Daddy is a 1989 television film made for Doordarshan. Directed by Mahesh Bhatt, this film marked the acting debut of his eldest daughter Pooja Bhatt. The film boasts spectacular performances by its lead actors Anupam Kher and Manohar Singh. It features a famous ghazal Aaina Mujhse Meri Pehli Si Surat Maange sung by Talat Aziz.

==Cast==
- Anupam Kher as Anand Sarin
- Manohar Singh as Kantaprasad
- Pooja Bhatt as Pooja Sarin
- Soni Razdan as Priya Sarin, Anand's 2nd wife
- Sulbha Arya as Tarabai
- Neena Gupta as Vimla Sarin, Anand's 1st wife
- Avtar Gill as Mr. Seth
- Suhas Joshi as Mrs. Kantaprasad
- Raj Zutshi as Nikhil Sen
- Pramod Moutho as Oscar
- Satish Kaushik as Pushkar Nath
- Akash Khurana as Siddharth Shukla

== Music ==
The music was composed by Rajesh Roshan and the lyrics were by Suraj Sanim.

| Song | Singer | Raga |
|---|---|---|
| Ghar ke ujiyare so jaa re | Talat Aziz | Tilak Kamod |
| Aayina Mujhse Meree Pahelee See Surat Mange | Talat Aziz |  |
| Mai Adhura Sa Ek Geet Hu | Talat Aziz |  |
| Dabdabai Aankhein | Arun Ingle |  |
| Wafa Jo Tumse Kabhee Maine Nibhaee Hotee | Talat Aziz |  |

==Production==
Mahesh Bhatt changed the climax of the film just a day before it was shot. Bhatt himself was struggling with alcoholism while shooting this well-received film.

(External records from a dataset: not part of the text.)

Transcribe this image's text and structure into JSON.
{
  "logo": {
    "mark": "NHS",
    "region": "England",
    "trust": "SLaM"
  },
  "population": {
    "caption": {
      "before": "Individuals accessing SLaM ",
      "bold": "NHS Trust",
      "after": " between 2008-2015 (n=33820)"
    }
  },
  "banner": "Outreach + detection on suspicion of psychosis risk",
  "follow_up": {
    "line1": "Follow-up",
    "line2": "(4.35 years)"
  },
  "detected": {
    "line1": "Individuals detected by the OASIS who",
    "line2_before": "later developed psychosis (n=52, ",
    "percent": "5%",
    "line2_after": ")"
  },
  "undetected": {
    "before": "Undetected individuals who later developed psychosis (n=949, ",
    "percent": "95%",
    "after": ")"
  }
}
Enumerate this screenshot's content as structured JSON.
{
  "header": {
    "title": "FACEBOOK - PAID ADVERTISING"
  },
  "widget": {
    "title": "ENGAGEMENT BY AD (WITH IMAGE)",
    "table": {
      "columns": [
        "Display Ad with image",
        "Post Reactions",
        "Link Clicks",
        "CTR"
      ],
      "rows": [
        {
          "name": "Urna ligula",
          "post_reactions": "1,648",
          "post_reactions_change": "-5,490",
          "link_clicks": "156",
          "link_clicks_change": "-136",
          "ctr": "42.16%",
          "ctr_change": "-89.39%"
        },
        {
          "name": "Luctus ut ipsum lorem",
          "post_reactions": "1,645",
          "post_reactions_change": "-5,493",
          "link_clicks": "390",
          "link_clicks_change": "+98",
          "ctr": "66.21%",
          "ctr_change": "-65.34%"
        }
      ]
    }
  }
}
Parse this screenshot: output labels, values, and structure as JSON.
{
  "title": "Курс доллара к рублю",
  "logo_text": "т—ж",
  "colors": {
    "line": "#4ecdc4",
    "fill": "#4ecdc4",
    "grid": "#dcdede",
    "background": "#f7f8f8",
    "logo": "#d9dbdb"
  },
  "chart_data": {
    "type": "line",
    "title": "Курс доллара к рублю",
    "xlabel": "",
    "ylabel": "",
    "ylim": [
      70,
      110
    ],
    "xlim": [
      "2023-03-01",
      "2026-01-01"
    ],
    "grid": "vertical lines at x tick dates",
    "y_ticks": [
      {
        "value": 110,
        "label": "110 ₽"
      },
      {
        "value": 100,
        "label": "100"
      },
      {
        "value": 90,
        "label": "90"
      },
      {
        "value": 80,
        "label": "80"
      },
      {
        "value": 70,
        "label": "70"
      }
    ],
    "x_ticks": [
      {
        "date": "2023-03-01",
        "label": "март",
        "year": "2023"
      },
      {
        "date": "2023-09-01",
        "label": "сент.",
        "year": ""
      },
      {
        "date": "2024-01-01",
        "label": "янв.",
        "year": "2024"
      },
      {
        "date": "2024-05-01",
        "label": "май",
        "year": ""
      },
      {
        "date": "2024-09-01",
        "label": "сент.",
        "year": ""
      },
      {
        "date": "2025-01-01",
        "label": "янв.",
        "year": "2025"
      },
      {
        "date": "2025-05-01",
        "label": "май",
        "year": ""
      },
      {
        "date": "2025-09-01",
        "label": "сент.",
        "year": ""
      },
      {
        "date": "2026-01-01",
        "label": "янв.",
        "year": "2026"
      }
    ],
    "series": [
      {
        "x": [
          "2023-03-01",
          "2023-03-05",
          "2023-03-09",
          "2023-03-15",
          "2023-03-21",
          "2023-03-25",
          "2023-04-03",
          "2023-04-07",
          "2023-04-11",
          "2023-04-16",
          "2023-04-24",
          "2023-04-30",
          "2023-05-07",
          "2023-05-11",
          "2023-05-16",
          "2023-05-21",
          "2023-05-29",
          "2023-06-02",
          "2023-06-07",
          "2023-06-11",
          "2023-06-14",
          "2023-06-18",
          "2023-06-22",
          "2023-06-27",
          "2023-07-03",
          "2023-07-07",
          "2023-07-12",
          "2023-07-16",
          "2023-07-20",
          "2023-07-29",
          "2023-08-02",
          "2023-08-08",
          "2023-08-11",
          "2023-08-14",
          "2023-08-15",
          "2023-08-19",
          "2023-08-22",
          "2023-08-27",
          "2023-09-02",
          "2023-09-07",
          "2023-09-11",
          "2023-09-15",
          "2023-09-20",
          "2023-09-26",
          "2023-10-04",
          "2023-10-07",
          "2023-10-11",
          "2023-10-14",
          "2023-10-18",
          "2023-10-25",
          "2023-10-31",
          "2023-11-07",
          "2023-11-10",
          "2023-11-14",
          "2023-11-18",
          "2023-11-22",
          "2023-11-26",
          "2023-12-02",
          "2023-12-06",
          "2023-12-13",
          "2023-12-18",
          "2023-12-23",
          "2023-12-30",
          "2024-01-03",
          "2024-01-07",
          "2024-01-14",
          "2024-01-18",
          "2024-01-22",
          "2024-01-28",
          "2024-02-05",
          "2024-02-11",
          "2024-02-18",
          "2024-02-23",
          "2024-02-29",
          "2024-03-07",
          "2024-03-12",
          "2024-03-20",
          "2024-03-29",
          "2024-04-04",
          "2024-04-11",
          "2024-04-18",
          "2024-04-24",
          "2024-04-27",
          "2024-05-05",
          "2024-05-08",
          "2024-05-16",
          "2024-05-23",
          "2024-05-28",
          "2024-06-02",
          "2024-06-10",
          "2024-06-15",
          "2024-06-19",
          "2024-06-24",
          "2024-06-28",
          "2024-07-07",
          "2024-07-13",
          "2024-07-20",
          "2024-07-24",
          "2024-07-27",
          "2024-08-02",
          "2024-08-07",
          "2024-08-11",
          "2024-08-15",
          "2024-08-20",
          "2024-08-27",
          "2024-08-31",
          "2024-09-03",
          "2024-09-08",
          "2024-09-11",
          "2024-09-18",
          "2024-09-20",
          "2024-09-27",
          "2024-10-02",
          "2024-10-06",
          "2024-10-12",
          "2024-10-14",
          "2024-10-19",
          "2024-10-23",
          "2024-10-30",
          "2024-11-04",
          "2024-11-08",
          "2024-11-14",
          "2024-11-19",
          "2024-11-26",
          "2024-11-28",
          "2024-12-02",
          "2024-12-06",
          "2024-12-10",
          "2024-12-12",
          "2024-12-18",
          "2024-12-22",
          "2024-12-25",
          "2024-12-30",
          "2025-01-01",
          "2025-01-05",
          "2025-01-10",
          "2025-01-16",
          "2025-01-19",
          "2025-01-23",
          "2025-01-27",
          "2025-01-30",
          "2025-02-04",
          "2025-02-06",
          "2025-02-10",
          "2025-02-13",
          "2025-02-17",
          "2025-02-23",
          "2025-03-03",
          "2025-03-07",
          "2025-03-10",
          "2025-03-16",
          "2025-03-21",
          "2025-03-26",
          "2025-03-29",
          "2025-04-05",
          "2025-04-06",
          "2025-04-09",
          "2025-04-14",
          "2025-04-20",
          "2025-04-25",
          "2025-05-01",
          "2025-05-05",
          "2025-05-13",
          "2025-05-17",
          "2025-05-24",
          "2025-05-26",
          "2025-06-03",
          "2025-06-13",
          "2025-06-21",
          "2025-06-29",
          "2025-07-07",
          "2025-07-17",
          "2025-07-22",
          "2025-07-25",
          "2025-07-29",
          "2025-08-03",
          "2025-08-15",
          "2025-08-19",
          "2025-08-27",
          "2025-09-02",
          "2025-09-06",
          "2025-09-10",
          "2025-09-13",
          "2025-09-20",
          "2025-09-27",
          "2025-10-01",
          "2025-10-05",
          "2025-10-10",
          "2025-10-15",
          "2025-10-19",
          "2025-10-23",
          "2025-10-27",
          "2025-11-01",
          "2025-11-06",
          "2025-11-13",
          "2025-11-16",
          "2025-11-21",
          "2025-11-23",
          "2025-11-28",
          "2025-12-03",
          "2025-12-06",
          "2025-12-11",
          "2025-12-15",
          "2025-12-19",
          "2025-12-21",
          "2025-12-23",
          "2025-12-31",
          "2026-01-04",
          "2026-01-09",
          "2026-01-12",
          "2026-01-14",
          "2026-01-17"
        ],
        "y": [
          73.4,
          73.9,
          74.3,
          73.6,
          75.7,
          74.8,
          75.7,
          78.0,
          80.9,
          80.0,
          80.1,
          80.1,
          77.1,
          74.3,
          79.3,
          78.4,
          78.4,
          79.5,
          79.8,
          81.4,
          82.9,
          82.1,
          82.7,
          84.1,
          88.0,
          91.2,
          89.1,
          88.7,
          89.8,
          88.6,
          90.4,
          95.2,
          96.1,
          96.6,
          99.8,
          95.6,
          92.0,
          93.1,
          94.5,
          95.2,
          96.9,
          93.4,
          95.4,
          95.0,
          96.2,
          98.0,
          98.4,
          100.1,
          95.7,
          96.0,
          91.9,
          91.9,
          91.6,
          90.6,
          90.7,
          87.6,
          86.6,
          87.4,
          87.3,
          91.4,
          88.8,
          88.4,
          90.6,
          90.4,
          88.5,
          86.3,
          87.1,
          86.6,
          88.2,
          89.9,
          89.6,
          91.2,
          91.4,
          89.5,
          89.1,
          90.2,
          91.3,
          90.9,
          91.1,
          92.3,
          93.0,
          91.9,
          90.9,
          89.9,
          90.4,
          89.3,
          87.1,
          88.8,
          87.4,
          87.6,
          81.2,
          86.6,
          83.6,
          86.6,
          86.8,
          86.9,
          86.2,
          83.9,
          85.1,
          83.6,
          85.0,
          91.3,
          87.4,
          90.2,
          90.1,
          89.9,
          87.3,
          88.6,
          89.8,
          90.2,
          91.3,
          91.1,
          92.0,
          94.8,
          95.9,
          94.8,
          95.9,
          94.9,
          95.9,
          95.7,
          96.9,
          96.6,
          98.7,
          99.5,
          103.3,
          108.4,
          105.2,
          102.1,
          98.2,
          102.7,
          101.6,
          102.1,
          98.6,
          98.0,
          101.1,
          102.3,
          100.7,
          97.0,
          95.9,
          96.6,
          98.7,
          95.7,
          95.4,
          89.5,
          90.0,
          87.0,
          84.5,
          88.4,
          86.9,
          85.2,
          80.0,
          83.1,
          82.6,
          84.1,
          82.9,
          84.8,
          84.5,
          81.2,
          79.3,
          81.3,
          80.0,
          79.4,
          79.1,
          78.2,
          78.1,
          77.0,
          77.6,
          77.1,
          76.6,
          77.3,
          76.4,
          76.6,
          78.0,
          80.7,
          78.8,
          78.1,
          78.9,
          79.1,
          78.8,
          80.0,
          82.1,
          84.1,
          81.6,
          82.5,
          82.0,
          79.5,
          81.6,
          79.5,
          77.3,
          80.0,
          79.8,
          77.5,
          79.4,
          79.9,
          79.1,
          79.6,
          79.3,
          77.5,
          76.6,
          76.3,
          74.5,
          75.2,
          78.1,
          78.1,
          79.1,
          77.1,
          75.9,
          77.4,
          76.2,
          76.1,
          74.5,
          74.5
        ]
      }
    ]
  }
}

A theatrical adaptation of Daddy, directed by Dinesh Gautam, was first staged in 2015 with Imran Zahid in the lead role. It was a rare Indian production staged at an international theatre festival in Pakistan in 2015, although the staging was delayed because of visa hassles.

==Awards==
- 1990 – Filmfare Critics Award for Best Performance: Anupam Kher
- 1990 – Filmfare Best Dialogue Award: Surah Sanim
- 1990 – Filmfare Award for Lux New Face of the Year: Pooja Bhatt
- 1989 – National Film Award – Special Jury Award: Anupam Kher.